Nixon’s Guam statement nonetheless landed as a very unreassuring bombshell in Canberra. Partly this was a matter of sequencing. The previous year prime minister Harold Wilson had announced the end of Britain’s role as a strategic power in Asia with the withdrawal of all British forces east of Suez. Australians had of course been aware of Britain’s declining strategic weight and influence for decades, but it nonetheless came as a shock that one of our two ‘great and powerful friends’ was giving up and going home.

Now, from Guam, Nixon seemed to be saying that the other one was doing the same. For a generation with vivid memories of the fall of Singapore, it seemed all too plausible that Australia was being deserted to look after itself. That generation knew their Kipling, too, and his poem ‘Recessional’ seemed to many eerily apposite.

More specifically, Nixon’s reformulation of America’s strategic commitment to its allies like Australia confirmed that we could not rely on its support to defend ourselves against our most serious credible threat.

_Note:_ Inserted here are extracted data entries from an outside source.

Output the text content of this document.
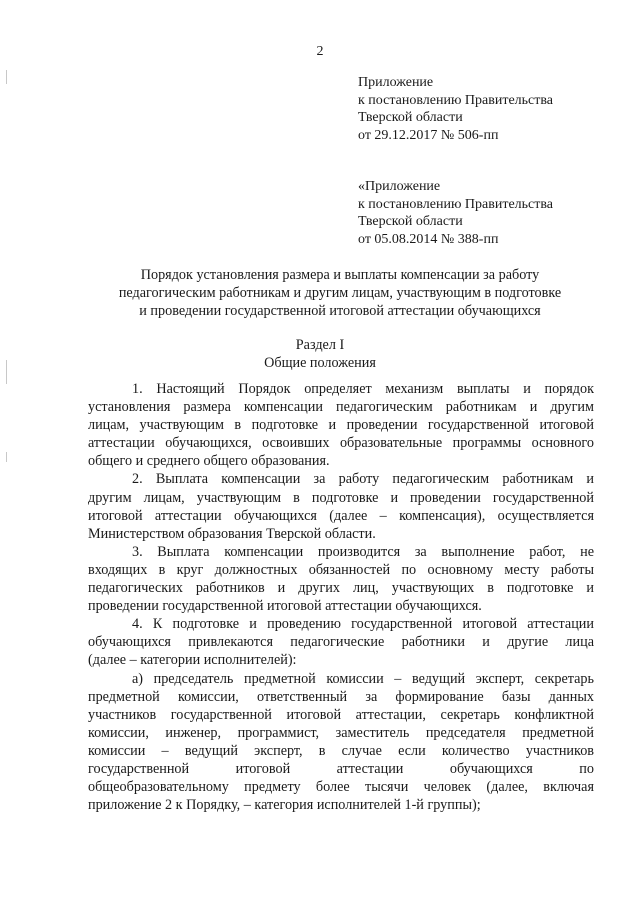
2
Приложение
к постановлению Правительства
Тверской области
от 29.12.2017 № 506-пп
«Приложение
к постановлению Правительства
Тверской области
от 05.08.2014 № 388-пп
Порядок установления размера и выплаты компенсации за работу
педагогическим работникам и другим лицам, участвующим в подготовке
и проведении государственной итоговой аттестации обучающихся
Раздел I
Общие положения
1. Настоящий Порядок определяет механизм выплаты и порядок
установления размера компенсации педагогическим работникам и другим
лицам, участвующим в подготовке и проведении государственной итоговой
аттестации обучающихся, освоивших образовательные программы основного
общего и среднего общего образования.
2. Выплата компенсации за работу педагогическим работникам и
другим лицам, участвующим в подготовке и проведении государственной
итоговой аттестации обучающихся (далее – компенсация), осуществляется
Министерством образования Тверской области.
3. Выплата компенсации производится за выполнение работ, не
входящих в круг должностных обязанностей по основному месту работы
педагогических работников и других лиц, участвующих в подготовке и
проведении государственной итоговой аттестации обучающихся.
4. К подготовке и проведению государственной итоговой аттестации
обучающихся привлекаются педагогические работники и другие лица
(далее – категории исполнителей):
а) председатель предметной комиссии – ведущий эксперт, секретарь
предметной комиссии, ответственный за формирование базы данных
участников государственной итоговой аттестации, секретарь конфликтной
комиссии, инженер, программист, заместитель председателя предметной
комиссии – ведущий эксперт, в случае если количество участников
государственной итоговой аттестации обучающихся по
общеобразовательному предмету более тысячи человек (далее, включая
приложение 2 к Порядку, – категория исполнителей 1-й группы);
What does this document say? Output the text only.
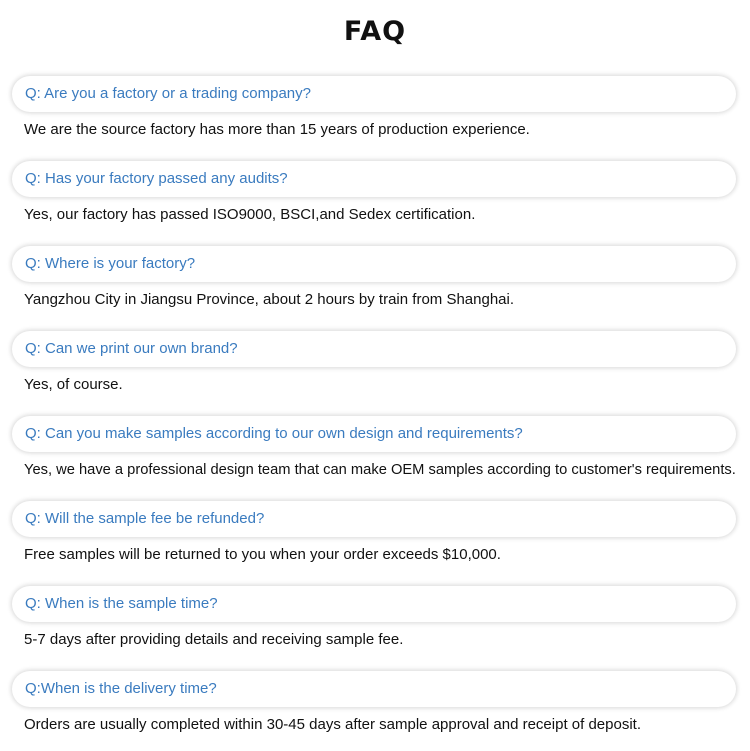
FAQ
Q: Are you a factory or a trading company?
We are the source factory has more than 15 years of production experience.
Q: Has your factory passed any audits?
Yes, our factory has passed ISO9000, BSCI,and Sedex certification.
Q: Where is your factory?
Yangzhou City in Jiangsu Province, about 2 hours by train from Shanghai.
Q: Can we print our own brand?
Yes, of course.
Q: Can you make samples according to our own design and requirements?
Yes, we have a professional design team that can make OEM samples according to customer's requirements.
Q: Will the sample fee be refunded?
Free samples will be returned to you when your order exceeds $10,000.
Q: When is the sample time?
5-7 days after providing details and receiving sample fee.
Q:When is the delivery time?
Orders are usually completed within 30-45 days after sample approval and receipt of deposit.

By limiting the US to helping defend allies facing nuclear-armed powers, Nixon made it clear that Australia was on its own in any conflict with Indonesia.

The Guam doctrine thus provided the decisive spur for Canberra to abandon forward defence in favour of self-reliance and the defence of Australia—a policy revolution that unfolded over the following decades culminating in the 1987 defence white paper, and which remains central to our defence policy today.

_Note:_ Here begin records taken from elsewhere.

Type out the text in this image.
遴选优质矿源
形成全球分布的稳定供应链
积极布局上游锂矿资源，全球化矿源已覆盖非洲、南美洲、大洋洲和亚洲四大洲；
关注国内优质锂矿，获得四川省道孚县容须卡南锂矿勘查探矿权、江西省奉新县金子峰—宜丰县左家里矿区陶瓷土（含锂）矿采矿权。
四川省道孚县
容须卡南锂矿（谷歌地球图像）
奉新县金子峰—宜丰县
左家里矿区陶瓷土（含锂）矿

But of course Guam turned out to be something of a false alarm. Within three years Nixon revolutionised the Asian order by visiting Beijing. He transformed China—which at Guam he was still describing as ‘very belligerent and aggressive’—into a strategic asset, and thus made America the uncontested primary power in Asia. Then, in the early 1980s, under Ronald Reagan, America was keen to repudiate the Guam doctrine and reassert its strategic commitment to Asia as the Cold War entered its final bitter stages. And post–Cold War America’s commitment seemed to grow even stronger.

But now, of course, the old questions arise again. When he visits Washington soon, Scott Morrison could well say the same kinds of things to Donald Trump as Gorton said to Nixon. If he is brave enough, he too could report that many in Asia wonder whether America’s time there is drawing to a close as Britain’s and France’s did.

But this time those fears have deeper roots, because this time China’s belligerence and aggression are backed by an economy which today is not one-twentieth the size of America’s, but now rapidly overtaking it. And this time one has to ask: does Trump care about America’s place in Asia anyway?